Located at the southernmost tip of the state, the city is a mere stopover for tourists on their way to Mexico or South Padre Island. The Border Patrol is one of its largest employers, and there are few bookstores.

But in Oscar Casares’ debut book, “Brownsville,” there is plenty in a town where a third of the population lives in poverty, and where prosperity is always just around the corner.

The nine stories in “Brownsville” give this hidden city something visitors rarely see — life. Through Casares’ crafty humor and enticing dialogue, readers travel down streets where “people chained their barbecue pits to trees” and meet people who constantly prepare for the next hurricane.

Among the characters are Marcelo Torres, an inspector with the U.S. Department of Agriculture, who is determined to quiet a neighbor’s barking dog; George, 30-ish, who is conned by a cousin into buying cemetery plots for himself and his wife; and Yolanda, a beautiful cosmetics seller whose jealous husband won’t let her drive to work.

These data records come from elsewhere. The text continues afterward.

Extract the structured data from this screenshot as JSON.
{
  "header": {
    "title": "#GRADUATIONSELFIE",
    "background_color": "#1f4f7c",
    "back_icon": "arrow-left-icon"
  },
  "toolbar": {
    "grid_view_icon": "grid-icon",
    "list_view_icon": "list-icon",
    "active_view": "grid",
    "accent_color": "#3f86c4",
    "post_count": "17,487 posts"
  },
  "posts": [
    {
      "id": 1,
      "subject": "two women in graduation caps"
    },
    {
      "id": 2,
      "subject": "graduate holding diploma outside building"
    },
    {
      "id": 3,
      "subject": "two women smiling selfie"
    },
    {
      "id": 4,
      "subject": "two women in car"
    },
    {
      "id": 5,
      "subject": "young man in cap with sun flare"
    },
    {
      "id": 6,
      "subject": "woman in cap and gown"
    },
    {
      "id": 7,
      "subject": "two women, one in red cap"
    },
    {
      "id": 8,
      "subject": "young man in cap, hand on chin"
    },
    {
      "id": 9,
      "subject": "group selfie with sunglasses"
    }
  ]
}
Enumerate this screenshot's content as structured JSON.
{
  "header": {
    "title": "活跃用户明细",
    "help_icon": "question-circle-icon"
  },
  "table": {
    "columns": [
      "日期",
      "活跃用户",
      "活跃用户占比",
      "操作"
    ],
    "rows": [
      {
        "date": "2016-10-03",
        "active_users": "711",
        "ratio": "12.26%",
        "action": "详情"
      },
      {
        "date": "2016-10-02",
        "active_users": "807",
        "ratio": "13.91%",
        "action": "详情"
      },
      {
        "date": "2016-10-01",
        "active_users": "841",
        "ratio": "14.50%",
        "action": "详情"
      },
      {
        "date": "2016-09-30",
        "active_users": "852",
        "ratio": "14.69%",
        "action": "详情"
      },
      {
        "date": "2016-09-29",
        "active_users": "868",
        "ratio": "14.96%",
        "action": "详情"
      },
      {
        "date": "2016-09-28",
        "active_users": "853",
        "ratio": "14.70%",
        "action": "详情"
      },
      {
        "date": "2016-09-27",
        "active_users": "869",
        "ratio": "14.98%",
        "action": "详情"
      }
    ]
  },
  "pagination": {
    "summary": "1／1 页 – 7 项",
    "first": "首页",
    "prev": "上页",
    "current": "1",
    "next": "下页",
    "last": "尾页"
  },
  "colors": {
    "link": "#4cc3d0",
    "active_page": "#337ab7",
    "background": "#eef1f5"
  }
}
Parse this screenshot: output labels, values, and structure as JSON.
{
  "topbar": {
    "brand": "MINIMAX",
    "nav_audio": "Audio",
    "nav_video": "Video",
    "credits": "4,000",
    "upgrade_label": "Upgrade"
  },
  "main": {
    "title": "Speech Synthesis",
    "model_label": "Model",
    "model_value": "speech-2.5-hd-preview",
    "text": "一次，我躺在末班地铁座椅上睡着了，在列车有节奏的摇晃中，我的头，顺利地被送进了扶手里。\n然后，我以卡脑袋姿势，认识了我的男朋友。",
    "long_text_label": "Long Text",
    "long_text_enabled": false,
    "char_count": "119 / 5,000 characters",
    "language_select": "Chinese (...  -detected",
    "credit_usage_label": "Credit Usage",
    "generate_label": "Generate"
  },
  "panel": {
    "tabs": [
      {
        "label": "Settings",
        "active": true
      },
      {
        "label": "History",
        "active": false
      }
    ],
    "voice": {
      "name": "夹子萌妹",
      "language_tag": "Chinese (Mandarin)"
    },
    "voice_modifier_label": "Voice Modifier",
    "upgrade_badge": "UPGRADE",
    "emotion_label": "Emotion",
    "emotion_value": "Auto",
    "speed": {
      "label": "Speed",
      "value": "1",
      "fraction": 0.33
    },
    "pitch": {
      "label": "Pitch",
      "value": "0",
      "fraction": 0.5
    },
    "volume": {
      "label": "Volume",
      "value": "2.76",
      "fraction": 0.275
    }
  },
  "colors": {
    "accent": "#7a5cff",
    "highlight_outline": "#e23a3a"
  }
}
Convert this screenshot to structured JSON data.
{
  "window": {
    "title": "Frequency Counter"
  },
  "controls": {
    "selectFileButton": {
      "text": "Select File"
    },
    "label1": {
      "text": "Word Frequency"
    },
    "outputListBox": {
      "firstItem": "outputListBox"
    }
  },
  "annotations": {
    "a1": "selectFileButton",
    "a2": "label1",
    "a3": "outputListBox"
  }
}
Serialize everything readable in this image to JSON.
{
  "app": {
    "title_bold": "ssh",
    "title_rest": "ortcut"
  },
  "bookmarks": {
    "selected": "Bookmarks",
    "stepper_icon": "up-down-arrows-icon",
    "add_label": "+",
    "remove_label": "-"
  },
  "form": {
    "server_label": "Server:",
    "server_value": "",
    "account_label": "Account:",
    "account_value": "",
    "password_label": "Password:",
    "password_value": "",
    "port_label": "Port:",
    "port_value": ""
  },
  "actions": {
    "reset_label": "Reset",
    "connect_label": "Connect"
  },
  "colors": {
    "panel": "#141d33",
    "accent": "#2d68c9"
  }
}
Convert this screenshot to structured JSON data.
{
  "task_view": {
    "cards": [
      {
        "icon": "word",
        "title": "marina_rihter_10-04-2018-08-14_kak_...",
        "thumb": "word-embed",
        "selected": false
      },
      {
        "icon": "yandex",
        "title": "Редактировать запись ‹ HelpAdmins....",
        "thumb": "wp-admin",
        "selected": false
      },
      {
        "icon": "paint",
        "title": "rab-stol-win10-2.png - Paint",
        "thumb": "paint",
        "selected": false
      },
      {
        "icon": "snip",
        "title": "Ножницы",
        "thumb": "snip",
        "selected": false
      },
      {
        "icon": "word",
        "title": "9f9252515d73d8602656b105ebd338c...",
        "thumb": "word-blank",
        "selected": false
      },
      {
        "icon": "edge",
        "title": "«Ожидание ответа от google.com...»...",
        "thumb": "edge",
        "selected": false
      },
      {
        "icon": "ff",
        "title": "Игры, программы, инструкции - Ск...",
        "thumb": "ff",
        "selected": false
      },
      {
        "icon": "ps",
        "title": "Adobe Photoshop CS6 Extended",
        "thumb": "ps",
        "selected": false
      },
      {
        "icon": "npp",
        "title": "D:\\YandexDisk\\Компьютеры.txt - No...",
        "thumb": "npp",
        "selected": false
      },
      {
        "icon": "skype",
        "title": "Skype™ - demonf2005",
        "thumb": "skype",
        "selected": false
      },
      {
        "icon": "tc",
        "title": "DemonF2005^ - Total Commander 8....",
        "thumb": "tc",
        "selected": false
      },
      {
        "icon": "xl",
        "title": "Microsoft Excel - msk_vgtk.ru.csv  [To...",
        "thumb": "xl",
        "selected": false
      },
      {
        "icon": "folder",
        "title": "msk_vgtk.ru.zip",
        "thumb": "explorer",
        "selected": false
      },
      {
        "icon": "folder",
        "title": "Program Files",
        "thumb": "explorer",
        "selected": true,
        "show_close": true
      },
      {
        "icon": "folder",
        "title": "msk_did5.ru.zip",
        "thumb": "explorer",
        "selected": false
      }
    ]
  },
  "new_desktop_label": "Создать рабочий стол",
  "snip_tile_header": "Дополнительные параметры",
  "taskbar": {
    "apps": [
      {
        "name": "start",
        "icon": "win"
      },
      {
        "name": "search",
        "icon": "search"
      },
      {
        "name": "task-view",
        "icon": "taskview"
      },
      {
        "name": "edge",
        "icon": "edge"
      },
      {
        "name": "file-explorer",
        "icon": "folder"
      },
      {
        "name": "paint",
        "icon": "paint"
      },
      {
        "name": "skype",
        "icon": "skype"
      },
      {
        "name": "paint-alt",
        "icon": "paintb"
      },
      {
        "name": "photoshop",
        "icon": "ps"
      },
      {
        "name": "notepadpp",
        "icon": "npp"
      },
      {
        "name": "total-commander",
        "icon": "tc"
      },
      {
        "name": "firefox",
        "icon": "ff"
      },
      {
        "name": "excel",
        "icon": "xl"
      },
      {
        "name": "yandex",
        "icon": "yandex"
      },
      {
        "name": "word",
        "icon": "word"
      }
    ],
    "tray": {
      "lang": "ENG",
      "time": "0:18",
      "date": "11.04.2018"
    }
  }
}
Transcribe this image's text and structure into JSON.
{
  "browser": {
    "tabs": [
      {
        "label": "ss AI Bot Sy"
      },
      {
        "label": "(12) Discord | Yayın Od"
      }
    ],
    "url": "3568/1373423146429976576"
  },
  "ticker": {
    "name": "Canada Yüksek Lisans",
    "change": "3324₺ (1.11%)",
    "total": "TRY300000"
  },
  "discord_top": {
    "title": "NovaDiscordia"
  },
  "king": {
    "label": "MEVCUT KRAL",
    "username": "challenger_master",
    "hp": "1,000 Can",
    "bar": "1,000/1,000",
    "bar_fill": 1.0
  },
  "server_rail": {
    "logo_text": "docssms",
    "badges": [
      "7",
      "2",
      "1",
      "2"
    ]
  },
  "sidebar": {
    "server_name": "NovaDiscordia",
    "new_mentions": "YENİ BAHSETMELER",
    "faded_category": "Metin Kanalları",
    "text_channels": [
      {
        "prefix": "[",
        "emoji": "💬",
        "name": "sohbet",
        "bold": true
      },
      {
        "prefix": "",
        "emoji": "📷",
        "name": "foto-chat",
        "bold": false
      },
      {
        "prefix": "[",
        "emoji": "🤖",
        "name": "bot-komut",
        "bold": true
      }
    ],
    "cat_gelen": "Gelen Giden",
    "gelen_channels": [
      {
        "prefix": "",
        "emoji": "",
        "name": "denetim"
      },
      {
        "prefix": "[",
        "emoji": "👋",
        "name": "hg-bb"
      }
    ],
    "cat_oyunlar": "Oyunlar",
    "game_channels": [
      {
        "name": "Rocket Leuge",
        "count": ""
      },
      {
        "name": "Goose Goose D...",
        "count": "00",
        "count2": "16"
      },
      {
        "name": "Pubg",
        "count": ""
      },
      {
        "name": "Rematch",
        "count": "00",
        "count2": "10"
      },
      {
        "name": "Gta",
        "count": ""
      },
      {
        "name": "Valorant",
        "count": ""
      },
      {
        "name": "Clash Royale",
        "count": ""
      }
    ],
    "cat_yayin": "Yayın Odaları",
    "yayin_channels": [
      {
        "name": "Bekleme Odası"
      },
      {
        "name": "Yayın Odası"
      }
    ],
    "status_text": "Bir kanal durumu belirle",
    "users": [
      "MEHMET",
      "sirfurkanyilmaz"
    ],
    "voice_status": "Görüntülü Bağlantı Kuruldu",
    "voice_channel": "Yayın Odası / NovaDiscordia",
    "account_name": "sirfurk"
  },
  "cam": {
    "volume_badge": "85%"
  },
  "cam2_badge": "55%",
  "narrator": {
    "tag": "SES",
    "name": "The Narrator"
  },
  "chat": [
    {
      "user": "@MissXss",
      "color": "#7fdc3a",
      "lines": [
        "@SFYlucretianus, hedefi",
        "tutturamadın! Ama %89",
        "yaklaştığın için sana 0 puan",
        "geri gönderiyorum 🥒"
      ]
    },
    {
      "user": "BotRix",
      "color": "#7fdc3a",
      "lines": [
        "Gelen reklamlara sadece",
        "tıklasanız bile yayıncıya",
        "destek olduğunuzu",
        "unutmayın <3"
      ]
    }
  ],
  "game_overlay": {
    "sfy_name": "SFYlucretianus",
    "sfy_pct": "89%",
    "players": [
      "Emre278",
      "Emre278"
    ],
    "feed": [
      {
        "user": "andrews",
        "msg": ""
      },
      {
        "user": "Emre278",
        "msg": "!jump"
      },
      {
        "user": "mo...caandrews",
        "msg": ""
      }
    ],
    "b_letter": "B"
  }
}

In “Chango,” we meet an unemployed 31-year-old who becomes so involved with a monkey’s head found in his parents’ yard that he pretends it’s a lost friend. He dreams they hang out together as fellow monkeys “so he wouldn’t have to go to school, or work, or file for unemployment.”

A former advertising copywriter and graduate of the Iowa Writers’ Workshop, Casares captures the characters’ fast-moving internal battles in a slow-moving city.

Perhaps this is why the subject of race is absent. Chicano-white in relationships in “Brownsville” is merely a footnote and not a source of contention.

Instead, conflicts rest with Mexican-American characters themselves, who are the mainstream in a town where 90 percent of the population is of Mexican descent. The border speaks through them, from the father and son with similar rattail haircuts to the salesman who calls everyone “primo” (“cousin”) even if he’s Chinese.

If “Brownsville” lacks anything it is details about the town itself. Besides an occasional trip to Lincoln Park or a shadow of the International Bridge, the stories rarely show the city’s diverse character.

That small blemish aside, “Brownsville” is a top-notch collection by a promising new writer.